When using JavaScript in the browser, you cannot do file IO without jumping through some hoops. This is for security reasons. When a browser loads a web page from the internet, it will not allow the JavaScript code to do file IO operations unless certain security checks are completed. Imagine if you visited a web page, and the JavaScript code could read the files on your hard drive. It could then send the information to other computers on the internet. This would put your privacy in grave danger! Or, if you visited a web page that wrote a malicious file to your computer. For these reasons, browsers are made to prevent JavaScript code from doing file IO operations. Browsers are designed to protect you, and by default they won't allow JavaScript code to interact with many features of the underlying operating system.
But with NodeJS, you can do file IO operations. This is because in NodeJS your JavaScript code does not run within the confines the browser. NodeJS applications run on your operating system. This is very similar to how Java applications run on computers: a runtime environment, such as the Java Virtual Machine (JVM), executes your code, and has access to the file system. When you install NodeJS, it includes the Node runtime environment, which is the program that executes your JavaScript code. The Node runtime environment does not have the same restrictions that are applied JavaScript code that runs in the browser.

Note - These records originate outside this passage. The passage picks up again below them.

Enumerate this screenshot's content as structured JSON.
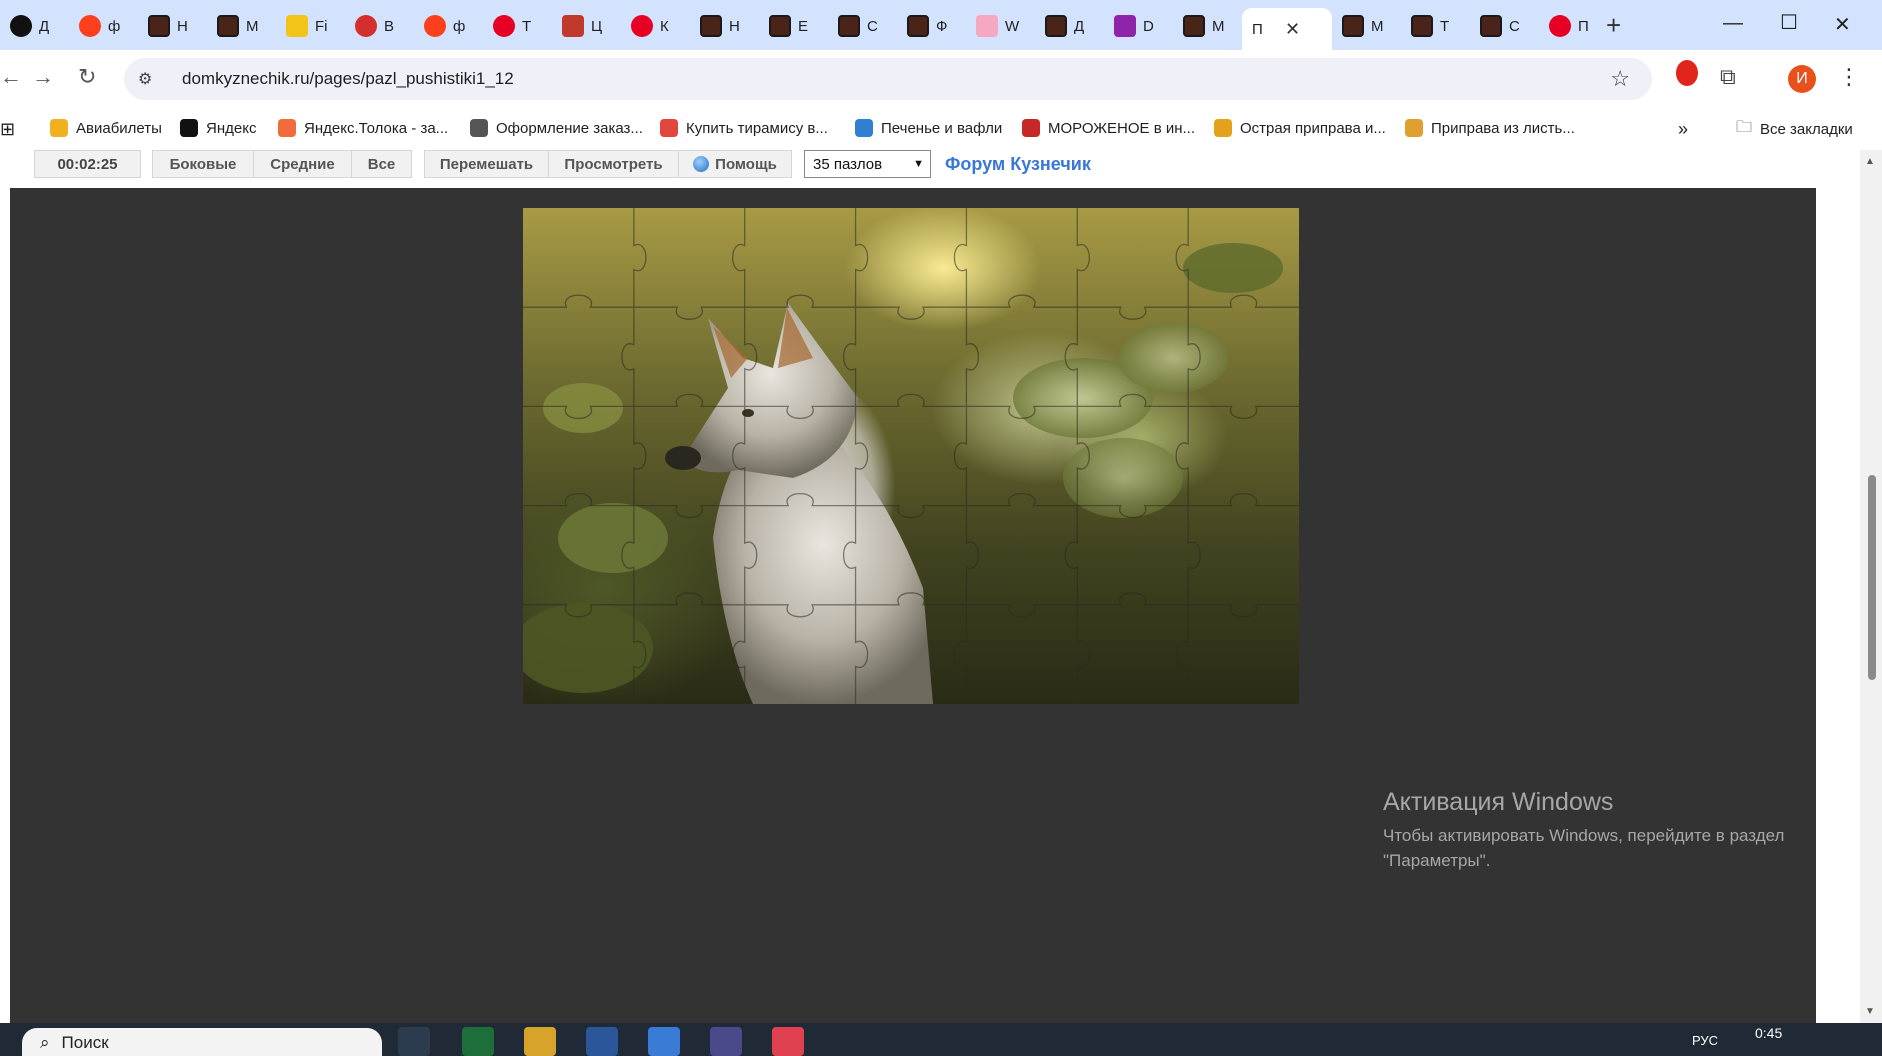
{
  "browser": {
    "tabs": [
      {
        "label": "Д",
        "icon": "yandex-plus-icon",
        "style": "dark"
      },
      {
        "label": "ф",
        "icon": "yandex-icon",
        "style": "ya"
      },
      {
        "label": "Н",
        "icon": "site-favicon-icon",
        "style": "brown"
      },
      {
        "label": "М",
        "icon": "site-favicon-icon",
        "style": "brown"
      },
      {
        "label": "Fi",
        "icon": "yellow-favicon-icon",
        "style": "yellow"
      },
      {
        "label": "В",
        "icon": "red-favicon-icon",
        "style": "red"
      },
      {
        "label": "ф",
        "icon": "yandex-icon",
        "style": "ya"
      },
      {
        "label": "Т",
        "icon": "pinterest-icon",
        "style": "pin"
      },
      {
        "label": "Ц",
        "icon": "star-favicon-icon",
        "style": "star"
      },
      {
        "label": "К",
        "icon": "pinterest-icon",
        "style": "pin"
      },
      {
        "label": "Н",
        "icon": "site-favicon-icon",
        "style": "brown"
      },
      {
        "label": "Е",
        "icon": "site-favicon-icon",
        "style": "brown"
      },
      {
        "label": "С",
        "icon": "site-favicon-icon",
        "style": "brown"
      },
      {
        "label": "Ф",
        "icon": "site-favicon-icon",
        "style": "brown"
      },
      {
        "label": "W",
        "icon": "pink-favicon-icon",
        "style": "pink"
      },
      {
        "label": "Д",
        "icon": "site-favicon-icon",
        "style": "brown"
      },
      {
        "label": "D",
        "icon": "purple-favicon-icon",
        "style": "purple"
      },
      {
        "label": "М",
        "icon": "site-favicon-icon",
        "style": "brown"
      },
      {
        "label": "П",
        "icon": "",
        "style": "active"
      },
      {
        "label": "М",
        "icon": "site-favicon-icon",
        "style": "brown"
      },
      {
        "label": "Т",
        "icon": "site-favicon-icon",
        "style": "brown"
      },
      {
        "label": "С",
        "icon": "site-favicon-icon",
        "style": "brown"
      },
      {
        "label": "П",
        "icon": "pinterest-icon",
        "style": "pin"
      }
    ],
    "url": "domkyznechik.ru/pages/pazl_pushistiki1_12",
    "avatar_letter": "И",
    "bookmarks": [
      {
        "label": "Авиабилеты",
        "color": "#f2b01e"
      },
      {
        "label": "Яндекс",
        "color": "#111111"
      },
      {
        "label": "Яндекс.Толока - за...",
        "color": "#f26b3a"
      },
      {
        "label": "Оформление заказ...",
        "color": "#555555"
      },
      {
        "label": "Купить тирамису в...",
        "color": "#e0463c"
      },
      {
        "label": "Печенье и вафли",
        "color": "#2f80d1"
      },
      {
        "label": "МОРОЖЕНОЕ в ин...",
        "color": "#c62828"
      },
      {
        "label": "Острая приправа и...",
        "color": "#e3a21a"
      },
      {
        "label": "Приправа из листь...",
        "color": "#e0a030"
      }
    ],
    "all_bookmarks": "Все закладки",
    "more_bookmarks": "»"
  },
  "page": {
    "timer": "00:02:25",
    "edge_button": "Боковые",
    "middle_button": "Средние",
    "all_button": "Все",
    "shuffle_button": "Перемешать",
    "preview_button": "Просмотреть",
    "help_button": "Помощь",
    "pieces_select": "35 пазлов",
    "forum_link": "Форум Кузнечик",
    "puzzle_grid": {
      "cols": 7,
      "rows": 5
    }
  },
  "watermark": {
    "title": "Активация Windows",
    "line1": "Чтобы активировать Windows, перейдите в раздел",
    "line2": "\"Параметры\"."
  },
  "taskbar": {
    "search_label": "Поиск",
    "lang": "РУС",
    "time": "0:45"
  },
  "colors": {
    "tabstrip": "#d3e3fd",
    "stage": "#333333",
    "link": "#3a78d6"
  }
}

Let's experiment with file IO operations in NodeJS.
Create a file named file-io-example.js inside the samples folder of your node-sample-project. Then put this code into it, which will create a file on your computer's hard drive:
// Import the fs module (which is an object that has useful methods for doing file IO)
const fs = require("fs");
// The content that we want to put into a file
const content = "Hello World!"
// The name of the file that we want to create
const fileName = "my-file.txt"
// The full path to the file we want to create (starting from the root of the drive)
const filePath = __dirname + "/" + fileName;
console.log("FULL path TO FILE: " + filePath);
// Invoke the writeFile() method of the fs object
fs.writeFile(filePath, content, (error) => {
if (error) {
console.log(error);
}else{
console.log("file written successfully");
}
});
We'll talk about this code in a minute, but run it first by entering this command in the terminal (make sure you run this command from the project folder):
node samples/file-io-example.js
To start a program in NodeJS, you enter node in the terminal, followed by the relative path to the file that has your code in it. This starts the node runtime and tells it to execute the JavaScript code in your program.
Now look inside the samples folder, you should see a file named my-file.txt, which should should have the contents 'Hello World!' in it.
You have just successfully completed a file output operation (also known as 'writing' a file)!
Now, about the code:
The first line 'imports' the fs module so that you can use it in your script ('fs' stands for 'file system'). This module is included with NodeJS, and it's an object that have various methods for doing file IO operations.
In NodeJS, you can call the require() function to import a module.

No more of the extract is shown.